Later, Mitchell underscored the point with his announcement that the city was in the thick of its busiest construction seasons in recent memory. In addition to ongoing projects with Housing Opportunities Inc. and Habitat for Humanity, the city has received requests from individuals interested in lots at McKenna Meadows. One, from an individual wishing to build on one lot a single-family home, the other from an individual that would like to purchase a floodplain lot with the aim at building it up and turning it into several buildable lots. The state of the plans for each potential build are not ready to bring to the Hoisington Landbank, prompting the decision to postpone the planned meeting of the Landbank until May, Mitchell said.

‘Arrive Alive’ a success
Mitchell also praised EMS director Scott Fleming, organizers Megan Elmore and Bryan Horton, and the several partnering organizations that helped make the Hoisington Arrive Alive event last Wednesday a success.
“Our staff has received a great deal of positive reviews for the event, but we feel strongly that the event will only be considered a success if it had an impact on our young people,” Mitchell said.
The event included a mock accident involving two vehicles, one driven by an underage drunk driver on his way to prom, with three passengers. The vehicle was to have collided with another vehicle containing two teens and a parent. Only the drunk driver was uninjured. Students from Hoisington High School and Ellinwood High School juniors and seniors were invited to attend the event, where they watched the proceedings as they happened at a Hoisington park.

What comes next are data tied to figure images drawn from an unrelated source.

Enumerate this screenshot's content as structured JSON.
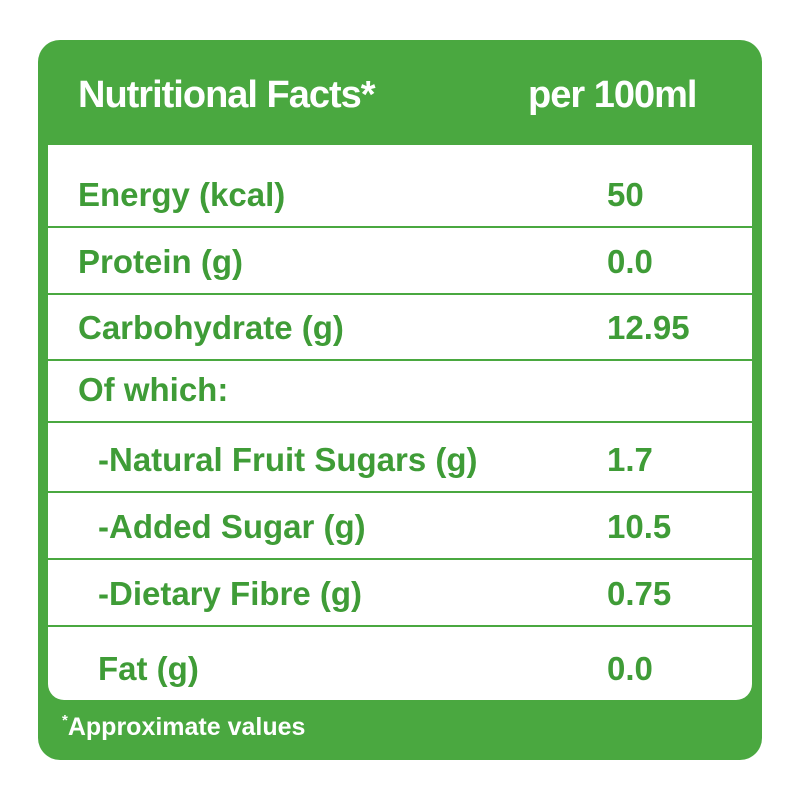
{
  "header": {
    "title": "Nutritional Facts*",
    "unit": "per 100ml"
  },
  "table": {
    "rows": [
      {
        "label": "Energy (kcal)",
        "value": "50"
      },
      {
        "label": "Protein (g)",
        "value": "0.0"
      },
      {
        "label": "Carbohydrate (g)",
        "value": "12.95"
      },
      {
        "label": "Of which:"
      },
      {
        "label": "-Natural Fruit Sugars (g)",
        "value": "1.7"
      },
      {
        "label": "-Added Sugar (g)",
        "value": "10.5"
      },
      {
        "label": "-Dietary Fibre (g)",
        "value": "0.75"
      },
      {
        "label": "Fat (g)",
        "value": "0.0"
      }
    ]
  },
  "footnote": {
    "mark": "*",
    "text": "Approximate values"
  }
}
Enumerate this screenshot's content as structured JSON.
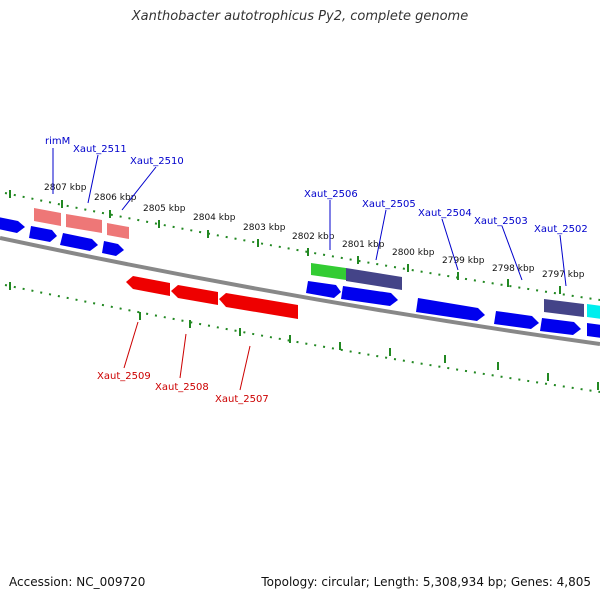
{
  "title": "Xanthobacter autotrophicus Py2, complete genome",
  "footer": {
    "accession": "Accession: NC_009720",
    "summary": "Topology: circular; Length: 5,308,934 bp; Genes: 4,805"
  },
  "ruler": {
    "unit": "kbp",
    "ticks": [
      {
        "kbp": 2807,
        "label": "2807 kbp"
      },
      {
        "kbp": 2806,
        "label": "2806 kbp"
      },
      {
        "kbp": 2805,
        "label": "2805 kbp"
      },
      {
        "kbp": 2804,
        "label": "2804 kbp"
      },
      {
        "kbp": 2803,
        "label": "2803 kbp"
      },
      {
        "kbp": 2802,
        "label": "2802 kbp"
      },
      {
        "kbp": 2801,
        "label": "2801 kbp"
      },
      {
        "kbp": 2800,
        "label": "2800 kbp"
      },
      {
        "kbp": 2799,
        "label": "2799 kbp"
      },
      {
        "kbp": 2798,
        "label": "2798 kbp"
      },
      {
        "kbp": 2797,
        "label": "2797 kbp"
      }
    ]
  },
  "colors": {
    "forward_gene": "#0000ee",
    "reverse_gene": "#ee0000",
    "rna_gene": "#ee7777",
    "highlight_green": "#33cc33",
    "highlight_purple": "#444488",
    "highlight_cyan": "#00eeee",
    "backbone": "#888888",
    "tick_green": "#228822",
    "label_forward": "#0000cc",
    "label_reverse": "#cc0000"
  },
  "labels": {
    "forward": [
      "rimM",
      "Xaut_2511",
      "Xaut_2510",
      "Xaut_2506",
      "Xaut_2505",
      "Xaut_2504",
      "Xaut_2503",
      "Xaut_2502"
    ],
    "reverse": [
      "Xaut_2509",
      "Xaut_2508",
      "Xaut_2507"
    ]
  }
}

Partnering organizations included the Hoisington Police Dept, Hoisington Fire and EMS, Barton County Sheriffs, and a life flight helicopter. Barton County Dispatch traffic for the event was broadcast so the audience could hear what first responders hear.
Attending the event was Great Bend photographer Amy Stein, who recorded the event with still photography. Following the event, she created an informative   slide show    which she posted online. Since its posting, it has received thousands of views and has been seen all over the country. Several organizations have since contacted the City of Hoisington and Stein,inquiring about the event. The council agreed it would be appropriate to screen the short slide show during the meeting for.
Mitchell reported Stein is working on making the slide show available by donation, with proceeds going to a non-profit aimed at raising awareness of drunk driving.
Presentations by medical personnel and by others impacted by drunken driving were compelling, Fleming added. He also said he had been approached by many organizations who agreed that the Hoisington event had been the best they had ever seen. Emporia schools has requested information and is planning to organize a similar event for the their students.
“I’m really proud of everyone who took part in this,” he said. “If our efforts cause one young person to make better decisions, it will be considered a success.”

The meeting was then adjourned. The next meeting of the Hoisington City Council will be on Monday, May 9 at 7 p.m. at the Municipal building.